There also won’t be any upgrade deals; Trådfri owners will have to pay full price for the Dirigera hub when it launches in October, but all your Ikea Home Smart devices should migrate over just fine. The final price for the Dirigera hub is still TBD, but it will cost more than the Trådfri gateway, which currently sells for $29 / €29. “It is a little bit more expensive since it also has more capabilities and more functionality,” says Töreman.
On with the show
Ikea provided The Verge with a few recorded demos that show the Dirigera hub and new app interacting. They were recorded live by Töreman in her own home. We’re looking at prerelease software, so things might change slightly by the time the hub and app ship in October.
Installing a Dirigera hub live.
Setting up a new hub skips the QR code used in the past, opting instead for a new action button on the hub that must be pressed during discovery. Once found, you’re prompted to name your home and set up rooms — yes, the new app organizes devices around rooms, not groups of smart devices attached to steering devices like dimmers and switches. You can then add several controllers and smart devices into those rooms and manage how they interact with scenes.

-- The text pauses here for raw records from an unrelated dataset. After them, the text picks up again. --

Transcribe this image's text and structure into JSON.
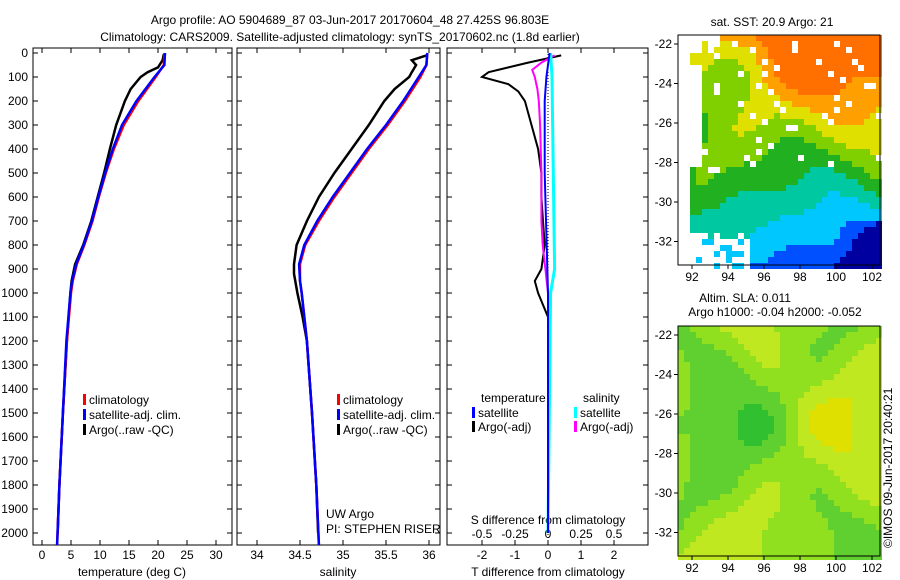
{
  "title_line1": "Argo profile: AO 5904689_87 03-Jun-2017 20170604_48 27.425S 96.803E",
  "title_line2": "Climatology: CARS2009. Satellite-adjusted climatology: synTS_20170602.nc (1.8d earlier)",
  "credit": "©IMOS 09-Jun-2017 20:40:21",
  "colors": {
    "climatology": "#ff0000",
    "satellite": "#0000ff",
    "argo": "#000000",
    "sal_satellite": "#00ffff",
    "sal_argo": "#ff00ff"
  },
  "chart_data": [
    {
      "type": "line",
      "name": "temperature-profile",
      "xlabel": "temperature (deg C)",
      "xlim": [
        -2,
        32
      ],
      "xticks": [
        "0",
        "5",
        "10",
        "15",
        "20",
        "25",
        "30"
      ],
      "ylim": [
        0,
        2050
      ],
      "yticks": [
        "0",
        "100",
        "200",
        "300",
        "400",
        "500",
        "600",
        "700",
        "800",
        "900",
        "1000",
        "1100",
        "1200",
        "1300",
        "1400",
        "1500",
        "1600",
        "1700",
        "1800",
        "1900",
        "2000"
      ],
      "legend": [
        "climatology",
        "satellite-adj. clim.",
        "Argo(..raw -QC)"
      ],
      "series": [
        {
          "name": "climatology",
          "depth": [
            0,
            50,
            100,
            200,
            300,
            400,
            500,
            600,
            700,
            800,
            880,
            950,
            1000,
            1200,
            1500,
            1800,
            2050
          ],
          "values": [
            21.1,
            21,
            19.6,
            16.6,
            14.1,
            12.4,
            11,
            9.8,
            8.7,
            7.3,
            6,
            5.3,
            5,
            4.3,
            3.6,
            3,
            2.6
          ]
        },
        {
          "name": "satellite-adj. clim.",
          "depth": [
            0,
            50,
            100,
            200,
            300,
            400,
            500,
            600,
            700,
            800,
            880,
            950,
            1000,
            1200,
            1500,
            1800,
            2050
          ],
          "values": [
            21.2,
            21.1,
            19.4,
            16.3,
            13.8,
            12.2,
            10.9,
            9.7,
            8.6,
            7.2,
            5.9,
            5.2,
            4.9,
            4.2,
            3.6,
            3,
            2.6
          ]
        },
        {
          "name": "Argo(..raw -QC)",
          "depth": [
            5,
            30,
            60,
            80,
            100,
            150,
            200,
            300,
            400,
            500,
            600,
            700,
            800,
            880,
            950,
            1000,
            1200,
            1500,
            1800,
            2000
          ],
          "values": [
            21,
            20.8,
            20,
            18.2,
            17,
            15.3,
            14.3,
            12.8,
            11.7,
            10.7,
            9.6,
            8.5,
            7.1,
            5.7,
            5.1,
            4.9,
            4.3,
            3.6,
            3,
            2.7
          ]
        }
      ]
    },
    {
      "type": "line",
      "name": "salinity-profile",
      "xlabel": "salinity",
      "xlim": [
        33.8,
        36.1
      ],
      "xticks": [
        "34",
        "34.5",
        "35",
        "35.5",
        "36"
      ],
      "legend": [
        "climatology",
        "satellite-adj. clim.",
        "Argo(..raw -QC)"
      ],
      "annotation": [
        "UW Argo",
        "PI: STEPHEN RISER"
      ],
      "series": [
        {
          "name": "climatology",
          "depth": [
            0,
            50,
            100,
            200,
            300,
            400,
            500,
            600,
            700,
            800,
            880,
            950,
            1000,
            1200,
            1500,
            1800,
            2050
          ],
          "values": [
            35.98,
            35.97,
            35.9,
            35.72,
            35.52,
            35.3,
            35.1,
            34.9,
            34.72,
            34.56,
            34.5,
            34.5,
            34.52,
            34.58,
            34.64,
            34.69,
            34.72
          ]
        },
        {
          "name": "satellite-adj. clim.",
          "depth": [
            0,
            50,
            100,
            200,
            300,
            400,
            500,
            600,
            700,
            800,
            880,
            950,
            1000,
            1200,
            1500,
            1800,
            2050
          ],
          "values": [
            35.98,
            35.97,
            35.88,
            35.7,
            35.5,
            35.28,
            35.08,
            34.88,
            34.7,
            34.55,
            34.49,
            34.5,
            34.52,
            34.58,
            34.64,
            34.69,
            34.72
          ]
        },
        {
          "name": "Argo(..raw -QC)",
          "depth": [
            10,
            30,
            50,
            80,
            100,
            150,
            200,
            300,
            400,
            500,
            600,
            700,
            800,
            880,
            920,
            1000,
            1100,
            1200,
            1500,
            1800,
            2000
          ],
          "values": [
            35.97,
            35.8,
            35.85,
            35.8,
            35.77,
            35.6,
            35.48,
            35.3,
            35.1,
            34.9,
            34.72,
            34.58,
            34.46,
            34.43,
            34.43,
            34.47,
            34.53,
            34.58,
            34.64,
            34.69,
            34.71
          ]
        }
      ]
    },
    {
      "type": "line",
      "name": "difference-profile",
      "xlabel": "T difference from climatology",
      "xlim": [
        -3,
        3
      ],
      "xticks": [
        "-2",
        "-1",
        "0",
        "1",
        "2"
      ],
      "x2label": "S difference from climatology",
      "x2ticks": [
        "-0.5",
        "-0.25",
        "0",
        "0.25",
        "0.5"
      ],
      "legend_headers": [
        "temperature",
        "salinity"
      ],
      "legend": [
        "satellite",
        "Argo(-adj)",
        "satellite",
        "Argo(-adj)"
      ],
      "series": [
        {
          "name": "T satellite",
          "depth": [
            0,
            100,
            200,
            500,
            1000,
            2000
          ],
          "values": [
            0.05,
            -0.05,
            -0.1,
            -0.1,
            0,
            0
          ]
        },
        {
          "name": "T Argo(-adj)",
          "depth": [
            10,
            40,
            60,
            80,
            100,
            130,
            160,
            200,
            300,
            400,
            500,
            600,
            700,
            800,
            900,
            950,
            1000,
            1100,
            1500,
            2000
          ],
          "values": [
            0.4,
            -0.6,
            -1.2,
            -1.8,
            -2.0,
            -1.2,
            -0.9,
            -0.7,
            -0.5,
            -0.3,
            -0.2,
            -0.2,
            -0.15,
            -0.1,
            -0.2,
            -0.4,
            -0.3,
            0,
            0,
            0
          ]
        },
        {
          "name": "S satellite",
          "depth": [
            0,
            100,
            500,
            900,
            1000,
            2000
          ],
          "values": [
            0.02,
            0.03,
            0.04,
            0.05,
            0.02,
            0
          ]
        },
        {
          "name": "S Argo(-adj)",
          "depth": [
            10,
            40,
            70,
            100,
            150,
            200,
            300,
            500,
            700,
            800,
            900,
            1000,
            1100,
            2000
          ],
          "values": [
            0.05,
            -0.05,
            -0.12,
            -0.1,
            -0.08,
            -0.07,
            -0.06,
            -0.05,
            -0.05,
            -0.04,
            -0.02,
            0,
            0,
            0
          ]
        }
      ]
    },
    {
      "type": "heatmap",
      "name": "sst-map",
      "title": "sat. SST: 20.9 Argo: 21",
      "xticks": [
        "92",
        "94",
        "96",
        "98",
        "100",
        "102"
      ],
      "yticks": [
        "-22",
        "-24",
        "-26",
        "-28",
        "-30",
        "-32"
      ]
    },
    {
      "type": "heatmap",
      "name": "sla-map",
      "title_line1": "Altim. SLA: 0.011",
      "title_line2": "Argo h1000: -0.04 h2000: -0.052",
      "xticks": [
        "92",
        "94",
        "96",
        "98",
        "100",
        "102"
      ],
      "yticks": [
        "-22",
        "-24",
        "-26",
        "-28",
        "-30",
        "-32"
      ]
    }
  ]
}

Adding a room to the new Home Smart app.
Rooms can be given custom icons and colors, as demonstrated by the video above. Besides rooms, Ikea will continue to offer a managed devices section to sort the home by devices like lights and blinds, for example.

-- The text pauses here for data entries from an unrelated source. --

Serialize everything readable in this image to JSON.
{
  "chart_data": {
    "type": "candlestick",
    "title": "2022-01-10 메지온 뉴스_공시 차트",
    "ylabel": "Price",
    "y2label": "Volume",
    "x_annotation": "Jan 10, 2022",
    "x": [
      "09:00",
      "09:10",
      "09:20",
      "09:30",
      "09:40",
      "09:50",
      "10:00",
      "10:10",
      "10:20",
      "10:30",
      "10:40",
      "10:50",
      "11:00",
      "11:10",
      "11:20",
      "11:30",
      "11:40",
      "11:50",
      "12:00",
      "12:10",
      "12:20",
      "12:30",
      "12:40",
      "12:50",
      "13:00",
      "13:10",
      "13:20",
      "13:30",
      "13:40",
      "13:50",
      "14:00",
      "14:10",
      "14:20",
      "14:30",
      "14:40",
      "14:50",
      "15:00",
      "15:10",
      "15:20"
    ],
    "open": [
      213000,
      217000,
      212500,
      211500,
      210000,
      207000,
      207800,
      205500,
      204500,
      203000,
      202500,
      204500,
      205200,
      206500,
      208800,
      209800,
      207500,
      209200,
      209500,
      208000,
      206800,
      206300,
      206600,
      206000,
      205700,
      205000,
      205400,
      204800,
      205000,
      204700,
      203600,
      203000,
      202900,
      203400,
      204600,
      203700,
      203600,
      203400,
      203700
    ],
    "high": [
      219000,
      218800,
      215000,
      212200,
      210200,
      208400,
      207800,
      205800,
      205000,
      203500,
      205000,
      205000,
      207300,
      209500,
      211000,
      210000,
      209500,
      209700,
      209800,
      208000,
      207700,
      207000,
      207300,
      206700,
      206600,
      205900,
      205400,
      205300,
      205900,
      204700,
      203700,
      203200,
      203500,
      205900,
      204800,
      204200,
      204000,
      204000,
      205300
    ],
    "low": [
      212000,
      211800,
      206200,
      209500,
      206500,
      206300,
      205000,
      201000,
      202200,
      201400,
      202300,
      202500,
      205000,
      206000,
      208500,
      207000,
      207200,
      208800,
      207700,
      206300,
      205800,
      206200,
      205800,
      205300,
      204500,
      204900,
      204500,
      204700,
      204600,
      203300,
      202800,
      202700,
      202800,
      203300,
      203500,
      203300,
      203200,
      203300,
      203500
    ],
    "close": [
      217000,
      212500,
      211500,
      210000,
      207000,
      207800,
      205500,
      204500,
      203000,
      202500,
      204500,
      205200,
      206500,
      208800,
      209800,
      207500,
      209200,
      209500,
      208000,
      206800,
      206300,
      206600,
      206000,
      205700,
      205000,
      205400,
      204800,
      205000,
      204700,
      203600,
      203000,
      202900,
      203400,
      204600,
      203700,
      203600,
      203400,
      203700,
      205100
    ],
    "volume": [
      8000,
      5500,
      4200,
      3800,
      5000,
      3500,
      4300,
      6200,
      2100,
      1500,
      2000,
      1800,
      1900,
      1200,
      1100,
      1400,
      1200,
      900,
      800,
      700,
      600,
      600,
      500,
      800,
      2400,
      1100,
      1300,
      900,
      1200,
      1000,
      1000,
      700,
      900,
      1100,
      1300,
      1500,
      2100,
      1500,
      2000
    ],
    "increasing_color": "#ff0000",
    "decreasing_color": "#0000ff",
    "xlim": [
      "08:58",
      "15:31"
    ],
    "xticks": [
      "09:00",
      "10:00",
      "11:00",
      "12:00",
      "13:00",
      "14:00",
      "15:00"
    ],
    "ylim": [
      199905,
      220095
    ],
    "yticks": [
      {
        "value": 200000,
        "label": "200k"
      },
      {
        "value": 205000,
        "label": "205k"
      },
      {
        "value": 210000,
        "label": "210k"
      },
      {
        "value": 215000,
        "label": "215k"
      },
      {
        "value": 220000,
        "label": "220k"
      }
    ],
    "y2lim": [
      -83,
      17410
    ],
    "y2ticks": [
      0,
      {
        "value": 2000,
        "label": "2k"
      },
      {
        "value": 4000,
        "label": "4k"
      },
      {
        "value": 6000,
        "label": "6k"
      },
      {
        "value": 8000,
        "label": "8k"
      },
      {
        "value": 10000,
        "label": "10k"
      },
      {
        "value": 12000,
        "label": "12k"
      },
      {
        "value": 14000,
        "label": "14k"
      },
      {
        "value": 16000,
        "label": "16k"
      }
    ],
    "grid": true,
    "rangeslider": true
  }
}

Adding Ikea products to rooms.
The new app improves the tutorials that can be clicked (or ignored), showing each step the user must take to add new devices. They even show the pace that actions must be taken to remove any guesswork from the process of resetting devices, for example. Product animations now feature rich illustrations to depict things like blind height and bulb brightness in order to help users fine-tune scenes in order to create the desired atmosphere.
For all the emphasis on the new app, Ikea isn’t abandoning its four-interface approach to its Home Smart ecosystem: the app, smart shortcut buttons to trigger automations, remotes, and voice control. “When we look at the smart home, we see inclusivity being really fundamental,” says Block. “It shouldn’t be only for the tech-interested people, it should be for the parents, the grandparents, children, but also for guests.” Voice control still requires integration with Amazon Alexa, Google Assistant, and Apple HomeKit, as it’s not built in to the new Dirigera hub.
Ikea seems to be on the right path with Dirigera and the overhauled Ikea Home Smart app. They strike a good balance of catering to first time smart device owners without slowing down the process too much for experts who already own dozens of Ikea devices. But we won’t know for sure until we get our hands on a review device and new app to see how they work with existing Ikea Home Smart devices — and then later with those elusive Matter-compatible devices.
But for anyone who’s ever been frustrated by Ikea’s Trådfri gateway, now at least you’ve got some hope to cling to and a rough timeline to plan your angst around.